Step 4 - Managing microphone access

Now that we are able to process the audio from the microphone into text we can define an additional method named stopListening() that we can use to stop the recognition process.

import Foundation
import AVFoundation
import Speech

@Observable
class SpeechRecognizer {
    
    // Properties declared in the step 1
		    ...
    
    func setupSpeechRecognition() {
        ...
    }
    
    func startListening() {
        ...
    }
    
    func stopListening() {
    	// 1.
        audioEngine.stop()
        audioEngine.inputNode.removeTap(onBus: 0)
        // 2.
        recognitionRequest.endAudio()
        recognitionRequest = nil
        recognitionTask = nil
        startedListening = false
    }
}
  1. Using the stop() method and removing the tap defined before we clean the audio buffer.
  2. Using the endAudio() method we stop any kind of request, and then restore the recognitionRequest and the recognitionTask to nil.

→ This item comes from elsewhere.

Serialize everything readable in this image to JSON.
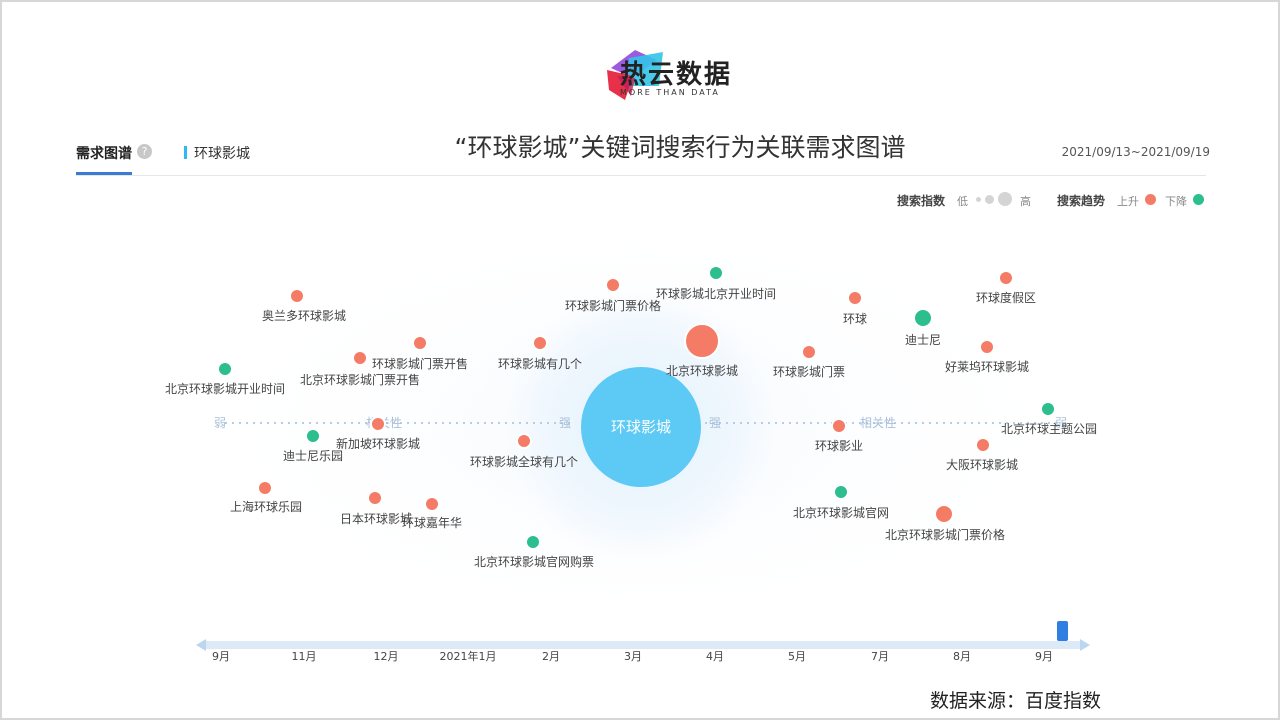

Step 5 - Showing the transcribed text

Now that we have our logic defined we can have fun creating a new SwiftUI View where the user can start the recognition process and visualize the processed text.

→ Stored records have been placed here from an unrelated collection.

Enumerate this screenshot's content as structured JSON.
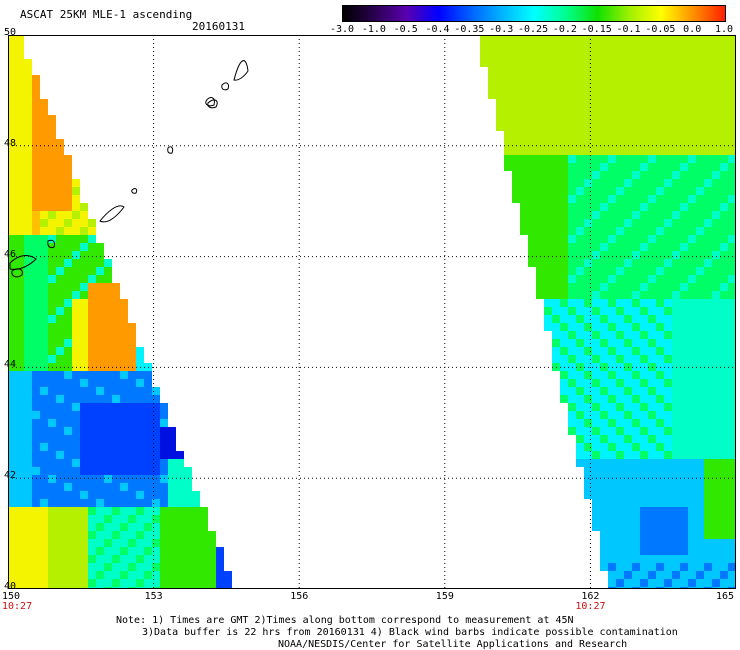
{
  "header": {
    "title": "ASCAT 25KM MLE-1 ascending",
    "date": "20160131"
  },
  "colorbar": {
    "labels": [
      "-3.0",
      "-1.0",
      "-0.5",
      "-0.4",
      "-0.35",
      "-0.3",
      "-0.25",
      "-0.2",
      "-0.15",
      "-0.1",
      "-0.05",
      "0.0",
      "1.0"
    ],
    "colors": [
      "#000000",
      "#2a0050",
      "#5a00b0",
      "#0000ff",
      "#0060ff",
      "#00b4ff",
      "#00ffff",
      "#00ff90",
      "#10e000",
      "#a0f000",
      "#ffff00",
      "#ff9000",
      "#ff2000"
    ]
  },
  "axes": {
    "lat_labels": [
      "50",
      "48",
      "46",
      "44",
      "42",
      "40"
    ],
    "lon_labels": [
      "150",
      "153",
      "156",
      "159",
      "162",
      "165"
    ],
    "time_labels": [
      {
        "text": "10:27",
        "lon": 150
      },
      {
        "text": "10:27",
        "lon": 162
      }
    ]
  },
  "map": {
    "lon_range": [
      150,
      165
    ],
    "lat_range": [
      40,
      50
    ],
    "grid": "dotted",
    "swaths": [
      {
        "name": "western-swath",
        "lon_range": [
          150,
          154.6
        ]
      },
      {
        "name": "eastern-swath",
        "lon_range": [
          159.8,
          165
        ]
      }
    ]
  },
  "notes": {
    "line1": "Note: 1) Times are GMT 2)Times along bottom correspond to measurement at 45N",
    "line2": "3)Data buffer is 22 hrs from 20160131 4) Black wind barbs indicate possible contamination",
    "line3": "NOAA/NESDIS/Center for Satellite Applications and Research"
  }
}
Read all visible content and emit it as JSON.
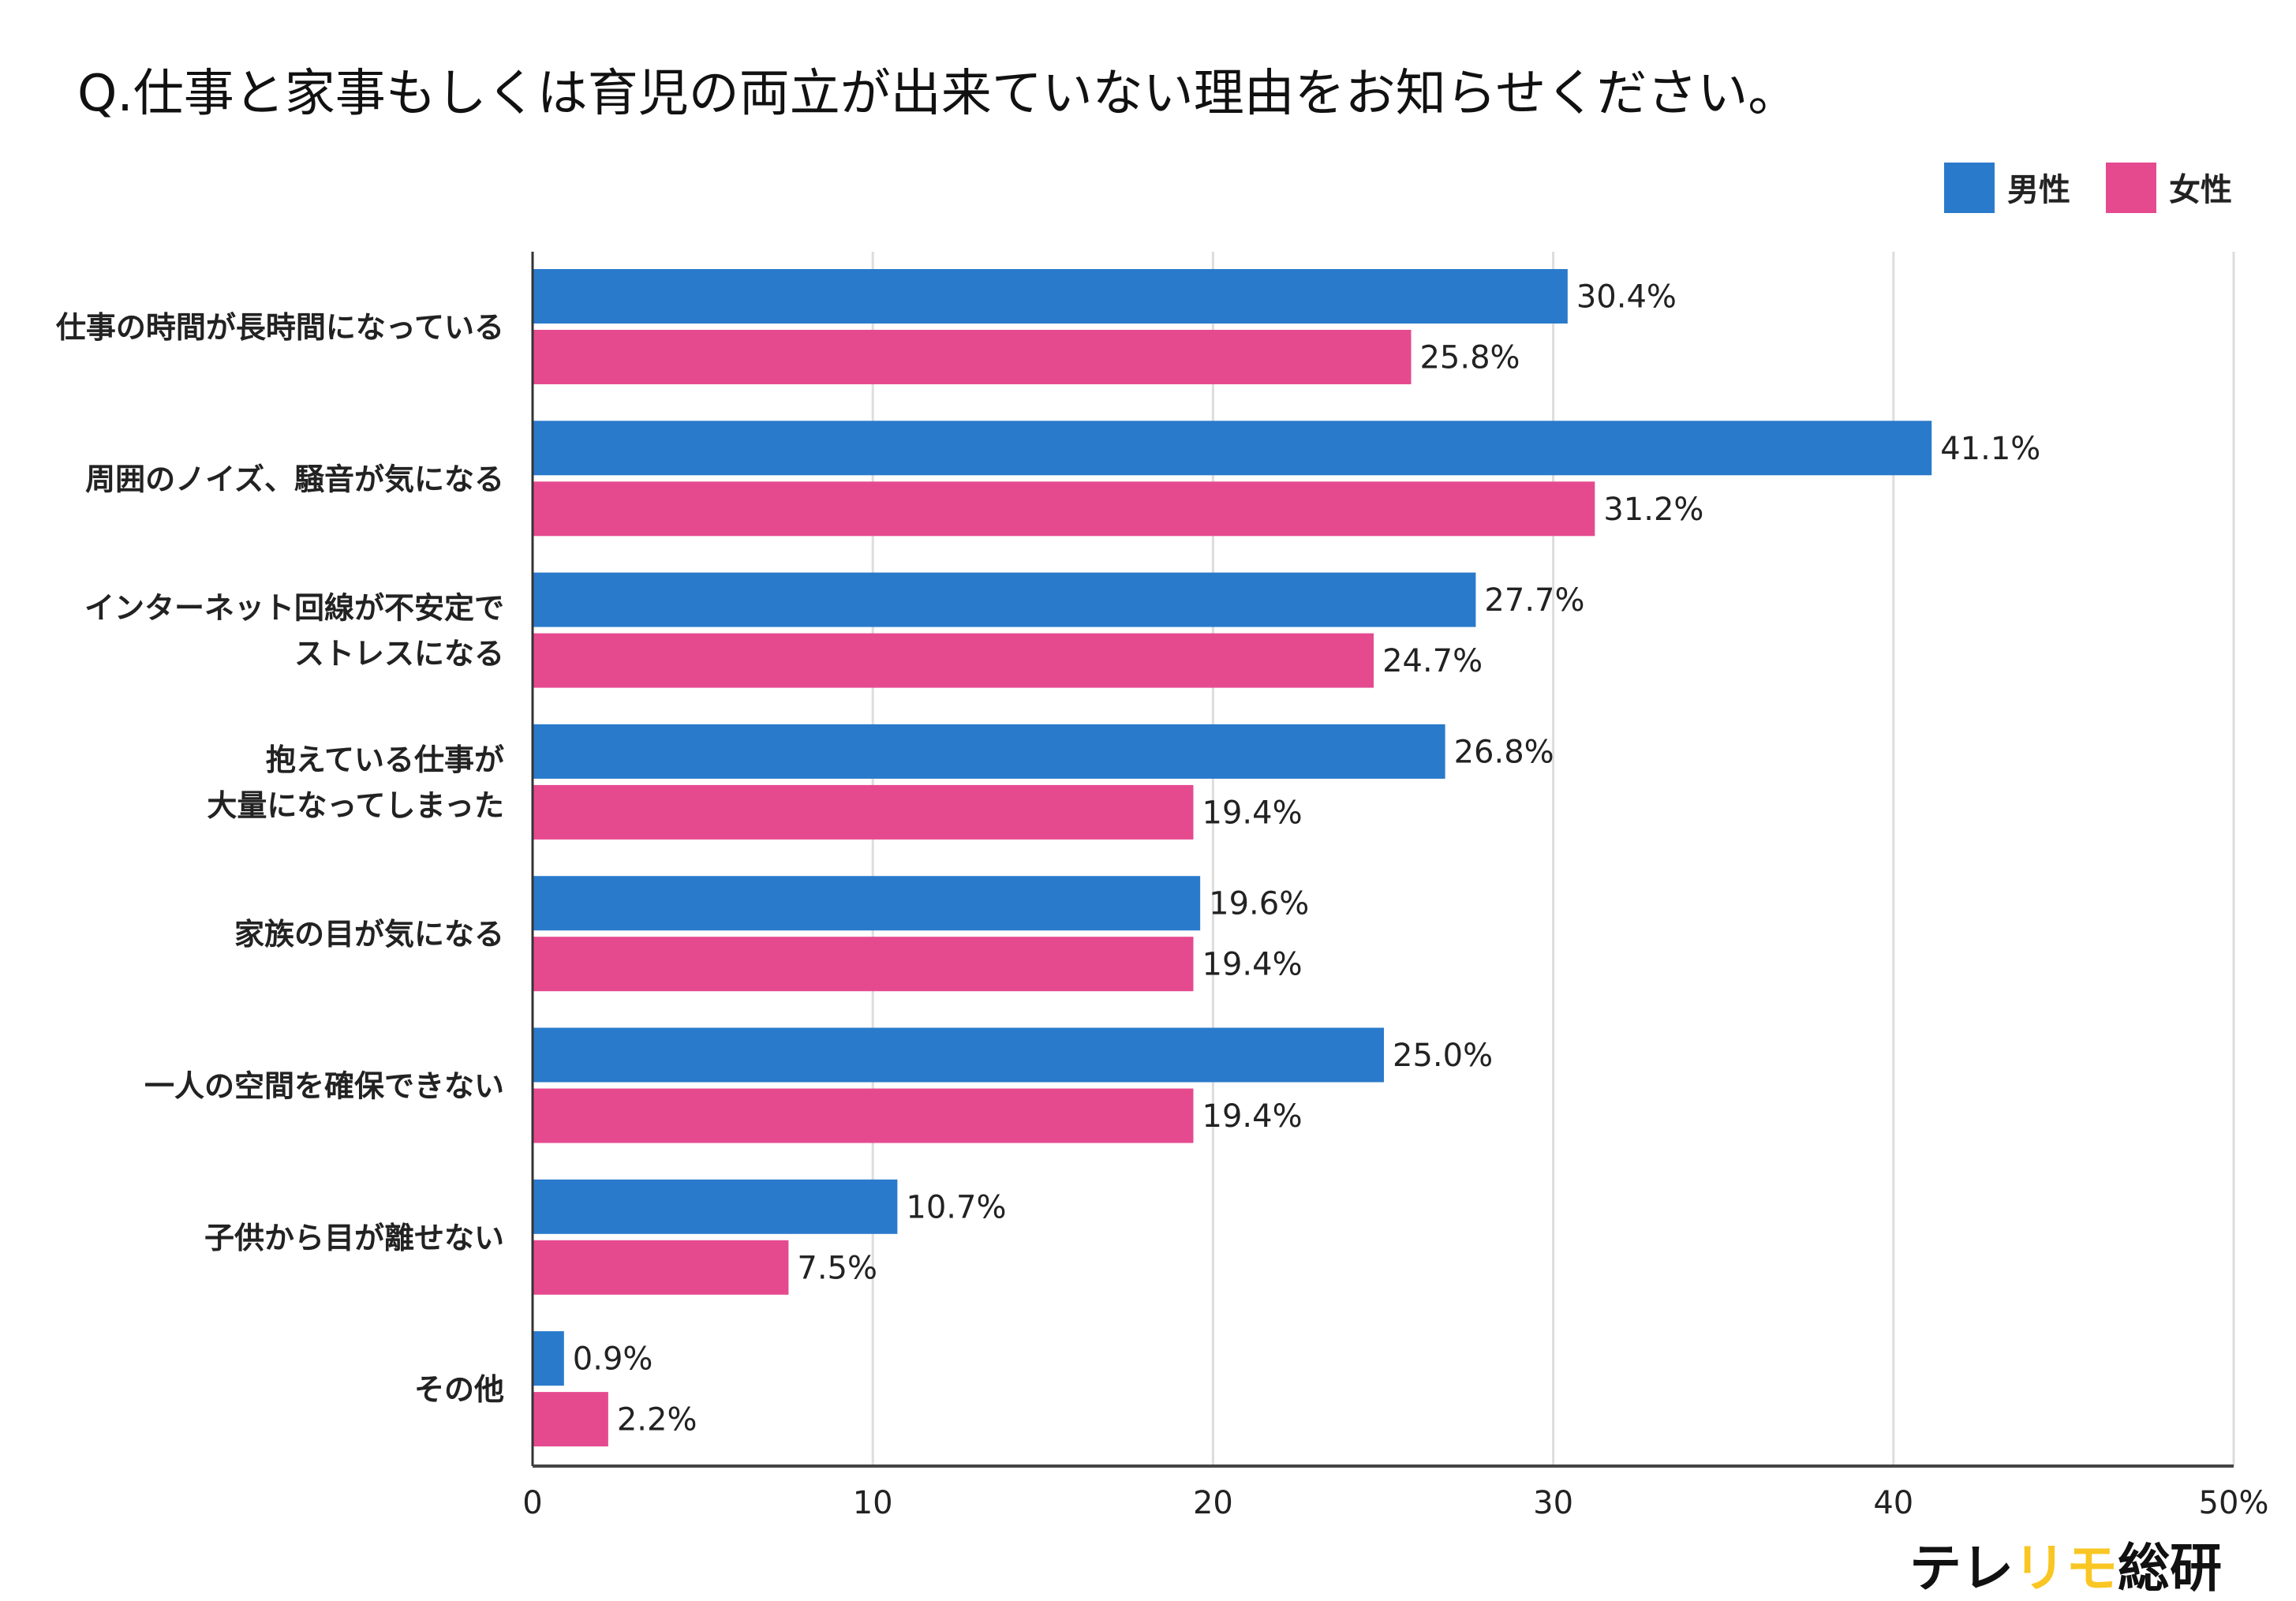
{
  "chart_data": {
    "type": "bar",
    "orientation": "horizontal",
    "title": "Q.仕事と家事もしくは育児の両立が出来ていない理由をお知らせください。",
    "categories": [
      [
        "仕事の時間が長時間になっている"
      ],
      [
        "周囲のノイズ、騒音が気になる"
      ],
      [
        "インターネット回線が不安定で",
        "ストレスになる"
      ],
      [
        "抱えている仕事が",
        "大量になってしまった"
      ],
      [
        "家族の目が気になる"
      ],
      [
        "一人の空間を確保できない"
      ],
      [
        "子供から目が離せない"
      ],
      [
        "その他"
      ]
    ],
    "series": [
      {
        "name": "男性",
        "color": "#2a7acb",
        "values": [
          30.4,
          41.1,
          27.7,
          26.8,
          19.6,
          25.0,
          10.7,
          0.9
        ],
        "labels": [
          "30.4%",
          "41.1%",
          "27.7%",
          "26.8%",
          "19.6%",
          "25.0%",
          "10.7%",
          "0.9%"
        ]
      },
      {
        "name": "女性",
        "color": "#e54a8f",
        "values": [
          25.8,
          31.2,
          24.7,
          19.4,
          19.4,
          19.4,
          7.5,
          2.2
        ],
        "labels": [
          "25.8%",
          "31.2%",
          "24.7%",
          "19.4%",
          "19.4%",
          "19.4%",
          "7.5%",
          "2.2%"
        ]
      }
    ],
    "xlim": [
      0,
      50
    ],
    "xticks": [
      "0",
      "10",
      "20",
      "30",
      "40",
      "50%"
    ],
    "grid": true,
    "legend_position": "top-right"
  },
  "brand": {
    "part1": "テレ",
    "part2": "リモ",
    "part3": "総研",
    "accent": "#f9c623"
  }
}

struct ContentView: View {
    @State private var speechRecognizer = SpeechRecognizer()
    
    var body: some View {
        
        VStack(spacing: 50) {
            Text(speechRecognizer.recognizedText)
                .padding()
            
            Button {
                if speechRecognizer.audioEngine.isRunning {
                    speechRecognizer.stopListening()
                } else {
                    speechRecognizer.startListening()
                }
            } label: {
                Image(systemName: speechRecognizer.startedListening ? "ear.badge.waveform" : "ear")
                    .font(.system(size: 100))
                    .foregroundColor(.white)
                
                    .symbolEffect(.bounce, value: speechRecognizer.startedListening)
                    .symbolEffect(.variableColor, isActive: speechRecognizer.startedListening)
                
                    .background {
                        Circle().frame(width: 200, height: 200)
                    }
                    .padding()
            }
            
        }
        .onAppear {
            speechRecognizer.setupSpeechRecognition()
        }
    }
}
  1. Create a new instance of the class that we defined in the previous steps.
  2. As soon as the view appears we call the setupSpeechRecognition() to prompt the microphone access.
  3. Create a button to trigger speech recognition and a Text view to visualize the processed text.
In the example above to convey that the action has started we use a simple animation with SF Symbols. There are many of them and you can have an overview in our article: Animating SF Symbols with the symbol effect modifier

Final Result

If you followed the previous steps you can try to run the app on your phone:

Implementing speech recognition in a SwiftUI application can significantly enhance user interaction by providing a natural and intuitive way to input data and control the app.